# Is there any way around Uber Vehicle age limits ?



## CIncinnatiDriver (Dec 17, 2015)

I have a 2003 car.
Does Uber ever make exceptions to the age limits on cars ?
Has anyone had any luck with that by going to the local office / other trick to getting this approved ?


----------



## freeFromUber (Mar 1, 2016)

I don't think there is a way around it. I drive a 2003 Acura MDX and I was deactivated on March 1st. After several emails back and forth with the lack-of-support team,and many conflicting and idiotic replys, I went to the local uber office. They told me it was the insurance company's requirement and there is nothing they can do....now they bomb me with messages about leasing a car through uber....NO THANK YOU!! 
The whole thing smells like BS to me.


----------



## Newwber (Dec 11, 2015)

I tried for months to get an exception for my 190,xxx mile 2003 525i that was in great shape..... had a clean bill of health from my mechanic that I was willing to fax to whomever.... no luck. They seem to be on a rolling 10 year age limitation, so I'm wondering when they will start requiring 2006 as the oldest car. freeFromUber..... they just deactivated a 2003??? so that sounds like you do get grandfathered in for a while......


----------



## CIncinnatiDriver (Dec 17, 2015)

Yep. I'm sure of that.


----------



## freeFromUber (Mar 1, 2016)

They do require 2006 or newer in my market for any car new on the platform. You can still drive an '04 or '05 if it was already on their platform. They told me their insurance company gave them the 2 month grace period, and it could not be extended.
I started driving with my '03 car in August of 2015.


----------



## Frontier Guy (Dec 27, 2015)

In Denver, it's supposed to be 10 yrs as well, based on the requirement from the PUC for Taxi/Limo. But, there are dozens of Taxis running around well beyond that 10 yr limit, I thought I saw somewhere that they had extended it out to 12 yrs in some markets.


----------



## KevRyde (Jan 27, 2015)

Frontier Guy said:


> In Denver, it's supposed to be 10 yrs as well, based on the requirement from the PUC for Taxi/Limo.
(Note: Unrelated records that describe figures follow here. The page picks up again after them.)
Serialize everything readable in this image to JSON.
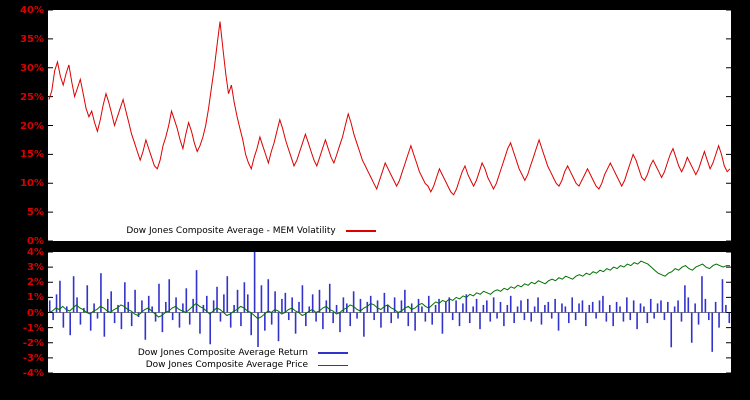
{
  "accent_colors": {
    "axis_label": "#dd0000",
    "volatility_line": "#dd0000",
    "return_bars": "#3232cd",
    "price_line": "#007000",
    "background": "#000000",
    "plot_background": "#ffffff"
  },
  "chart_data": [
    {
      "type": "line",
      "title": "",
      "ylabel": "",
      "xlabel": "",
      "ylim": [
        0,
        40
      ],
      "yticks": [
        "40%",
        "35%",
        "30%",
        "25%",
        "20%",
        "15%",
        "10%",
        "5%",
        "0%"
      ],
      "grid": false,
      "legend_position": "bottom-left",
      "zero_axis": false,
      "series": [
        {
          "name": "Dow Jones Composite Average - MEM Volatility",
          "type": "line",
          "color": "#dd0000",
          "unit": "%",
          "values": [
            24.5,
            26,
            29.5,
            31,
            28.5,
            27,
            29,
            30.5,
            27.5,
            25,
            26.5,
            28,
            25.5,
            23,
            21.5,
            22.5,
            20.5,
            19,
            21,
            23.5,
            25.5,
            24,
            22,
            20,
            21.5,
            23,
            24.5,
            22.5,
            20.5,
            18.5,
            17,
            15.5,
            14,
            15.5,
            17.5,
            16,
            14.5,
            13,
            12.5,
            14,
            16.5,
            18,
            20,
            22.5,
            21,
            19.5,
            17.5,
            16,
            18.5,
            20.5,
            19,
            17,
            15.5,
            16.5,
            18,
            20,
            23,
            26.5,
            30,
            34,
            38,
            33.5,
            29,
            25.5,
            27,
            24,
            21.5,
            19.5,
            17.5,
            15,
            13.5,
            12.5,
            14.5,
            16,
            18,
            16.5,
            15,
            13.5,
            15.5,
            17,
            19,
            21,
            19.5,
            17.5,
            16,
            14.5,
            13,
            14,
            15.5,
            17,
            18.5,
            17,
            15.5,
            14,
            13,
            14.5,
            16,
            17.5,
            16,
            14.5,
            13.5,
            15,
            16.5,
            18,
            20,
            22,
            20.5,
            18.5,
            17,
            15.5,
            14,
            13,
            12,
            11,
            10,
            9,
            10.5,
            12,
            13.5,
            12.5,
            11.5,
            10.5,
            9.5,
            10.5,
            12,
            13.5,
            15,
            16.5,
            15,
            13.5,
            12,
            11,
            10,
            9.5,
            8.5,
            9.5,
            11,
            12.5,
            11.5,
            10.5,
            9.5,
            8.5,
            8,
            9,
            10.5,
            12,
            13,
            11.5,
            10.5,
            9.5,
            10.5,
            12,
            13.5,
            12.5,
            11,
            10,
            9,
            10,
            11.5,
            13,
            14.5,
            16,
            17,
            15.5,
            14,
            12.5,
            11.5,
            10.5,
            11.5,
            13,
            14.5,
            16,
            17.5,
            16,
            14.5,
            13,
            12,
            11,
            10,
            9.5,
            10.5,
            12,
            13,
            12,
            11,
            10,
            9.5,
            10.5,
            11.5,
            12.5,
            11.5,
            10.5,
            9.5,
            9,
            10,
            11.5,
            12.5,
            13.5,
            12.5,
            11.5,
            10.5,
            9.5,
            10.5,
            12,
            13.5,
            15,
            14,
            12.5,
            11,
            10.5,
            11.5,
            13,
            14,
            13,
            12,
            11,
            12,
            13.5,
            15,
            16,
            14.5,
            13,
            12,
            13,
            14.5,
            13.5,
            12.5,
            11.5,
            12.5,
            14,
            15.5,
            14,
            12.5,
            13.5,
            15,
            16.5,
            15,
            13,
            12,
            12.5
          ]
        }
      ]
    },
    {
      "type": "bar",
      "title": "",
      "ylabel": "",
      "xlabel": "",
      "ylim": [
        -4,
        4
      ],
      "yticks": [
        "4%",
        "3%",
        "2%",
        "1%",
        "0%",
        "-1%",
        "-2%",
        "-3%",
        "-4%"
      ],
      "grid": false,
      "legend_position": "bottom-left",
      "zero_axis": true,
      "series": [
        {
          "name": "Dow Jones Composite Average Return",
          "type": "bar",
          "color": "#3232cd",
          "unit": "%",
          "values": [
            0.8,
            -0.5,
            1.2,
            2.1,
            -1,
            0.4,
            -1.5,
            2.4,
            1,
            -0.8,
            0.3,
            1.8,
            -1.2,
            0.6,
            -0.4,
            2.6,
            -1.6,
            0.9,
            1.4,
            -0.7,
            0.5,
            -1.1,
            2,
            0.7,
            -0.9,
            1.5,
            -0.3,
            0.8,
            -1.8,
            1.1,
            0.4,
            -0.6,
            1.9,
            -1.3,
            0.7,
            2.2,
            -0.5,
            1,
            -1,
            0.6,
            1.6,
            -0.8,
            0.9,
            2.8,
            -1.4,
            0.5,
            1.1,
            -2.1,
            0.8,
            1.7,
            -0.6,
            1.2,
            2.4,
            -1,
            0.5,
            1.5,
            -0.9,
            2,
            1.2,
            -1.5,
            4.7,
            -2.6,
            1.8,
            -1.2,
            2.2,
            -0.8,
            1.4,
            -1.9,
            0.9,
            1.3,
            -0.5,
            1,
            -1.4,
            0.7,
            1.8,
            -0.9,
            0.4,
            1.2,
            -0.6,
            1.5,
            -1.1,
            0.8,
            1.9,
            -0.7,
            0.5,
            -1.3,
            1,
            0.6,
            -0.9,
            1.4,
            -0.4,
            0.9,
            -1.6,
            0.7,
            1.1,
            -0.5,
            0.8,
            -1,
            1.3,
            0.5,
            -0.7,
            1,
            -0.4,
            0.8,
            1.5,
            -0.9,
            0.6,
            -1.2,
            0.9,
            0.4,
            -0.6,
            1.1,
            -0.8,
            0.5,
            0.9,
            -1.4,
            0.7,
            1,
            -0.5,
            0.8,
            -0.9,
            0.6,
            1.2,
            -0.7,
            0.4,
            0.9,
            -1.1,
            0.5,
            0.8,
            -0.6,
            1,
            -0.4,
            0.7,
            -0.9,
            0.5,
            1.1,
            -0.7,
            0.4,
            0.8,
            -0.5,
            0.9,
            -0.6,
            0.4,
            1,
            -0.8,
            0.5,
            0.7,
            -0.4,
            0.9,
            -1.2,
            0.6,
            0.4,
            -0.7,
            1,
            -0.5,
            0.6,
            0.8,
            -0.9,
            0.5,
            0.7,
            -0.4,
            0.8,
            1.1,
            -0.6,
            0.5,
            -0.9,
            0.7,
            0.4,
            -0.6,
            1,
            -0.5,
            0.8,
            -1.1,
            0.6,
            0.4,
            -0.7,
            0.9,
            -0.4,
            0.6,
            0.8,
            -0.5,
            0.7,
            -2.3,
            0.4,
            0.8,
            -0.6,
            1.8,
            1,
            -2,
            0.6,
            -0.8,
            2.4,
            0.9,
            -0.5,
            -2.6,
            0.7,
            -1,
            2.2,
            0.5,
            -0.7
          ]
        },
        {
          "name": "Dow Jones Composite Average Price",
          "type": "line",
          "color": "#007000",
          "unit": "%",
          "values": [
            0,
            0.1,
            0.3,
            0.2,
            0.4,
            0.2,
            0.1,
            0.3,
            0.5,
            0.3,
            0.2,
            0,
            -0.1,
            0.1,
            0.2,
            0.4,
            0.3,
            0.1,
            0,
            0.2,
            0.3,
            0.5,
            0.4,
            0.2,
            0.1,
            -0.1,
            -0.2,
            0,
            0.2,
            0.3,
            0.1,
            -0.1,
            -0.3,
            -0.2,
            0,
            0.1,
            0.3,
            0.4,
            0.2,
            0.1,
            0,
            0.2,
            0.4,
            0.6,
            0.4,
            0.3,
            0.1,
            -0.1,
            0.1,
            0.3,
            0.2,
            0,
            -0.2,
            -0.1,
            0.1,
            0.2,
            0.4,
            0.3,
            0.1,
            0,
            -0.2,
            -0.4,
            -0.3,
            -0.1,
            0.1,
            0,
            0.2,
            0.1,
            -0.1,
            0,
            0.2,
            0.3,
            0.1,
            0,
            -0.2,
            -0.1,
            0.1,
            0.2,
            0,
            0.1,
            0.3,
            0.4,
            0.2,
            0.1,
            -0.1,
            0,
            0.2,
            0.3,
            0.5,
            0.4,
            0.2,
            0.1,
            0.3,
            0.4,
            0.6,
            0.5,
            0.3,
            0.2,
            0.4,
            0.5,
            0.3,
            0.2,
            0,
            0.1,
            0.3,
            0.4,
            0.2,
            0.3,
            0.5,
            0.6,
            0.4,
            0.3,
            0.5,
            0.7,
            0.6,
            0.8,
            0.7,
            0.9,
            0.8,
            1,
            0.9,
            1.1,
            1,
            1.2,
            1.1,
            1.3,
            1.2,
            1.4,
            1.3,
            1.2,
            1.4,
            1.5,
            1.4,
            1.6,
            1.5,
            1.7,
            1.6,
            1.8,
            1.7,
            1.9,
            1.8,
            2,
            1.9,
            2.1,
            2,
            1.9,
            2.1,
            2.2,
            2.1,
            2.3,
            2.2,
            2.4,
            2.3,
            2.2,
            2.4,
            2.5,
            2.4,
            2.6,
            2.5,
            2.7,
            2.6,
            2.8,
            2.7,
            2.9,
            2.8,
            3,
            2.9,
            3.1,
            3,
            3.2,
            3.1,
            3.3,
            3.2,
            3.4,
            3.3,
            3.2,
            3,
            2.8,
            2.6,
            2.5,
            2.4,
            2.6,
            2.7,
            2.9,
            2.8,
            3,
            3.1,
            2.9,
            2.8,
            3,
            3.1,
            3.2,
            3,
            2.9,
            3.1,
            3.2,
            3.1,
            3,
            3.1,
            3.1
          ]
        }
      ]
    }
  ]
}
In Colorado, A PUC permit is only required for UberBlack. Model year 2001 or newer vehicles are eligible for UberX.

http://uberxcolorado.com/drive/?page_id=564


----------



## Frontier Guy (Dec 27, 2015)

That's what I meant by they extended it out. When I first signed up, I was told 10 yrs or newer, then suddenly I was told it was 2001 and newer. I think it's all based on the PUC requirement for vehicle age, not the permit.


----------



## tohunt4me (Nov 23, 2015)

CIncinnatiDriver said:


> I have a 2003 car.
> Does Uber ever make exceptions to the age limits on cars ?
> Has anyone had any luck with that by going to the local office / other trick to getting this approved ?


Some city's impose an age limit.
New Orleans is 7 years NOT 10.
The taxi drivers are trying to get it bumped up to 8 years.
Anything older than 7 years is not allowed here.
Uber Black can only be 2 years old here.
2 years then you have to swap out.


----------



## tohunt4me (Nov 23, 2015)

If you Uber full time, 4 years should be old enough.


----------



## Bill Collector (Dec 17, 2015)

2001 or newer in my market.


----------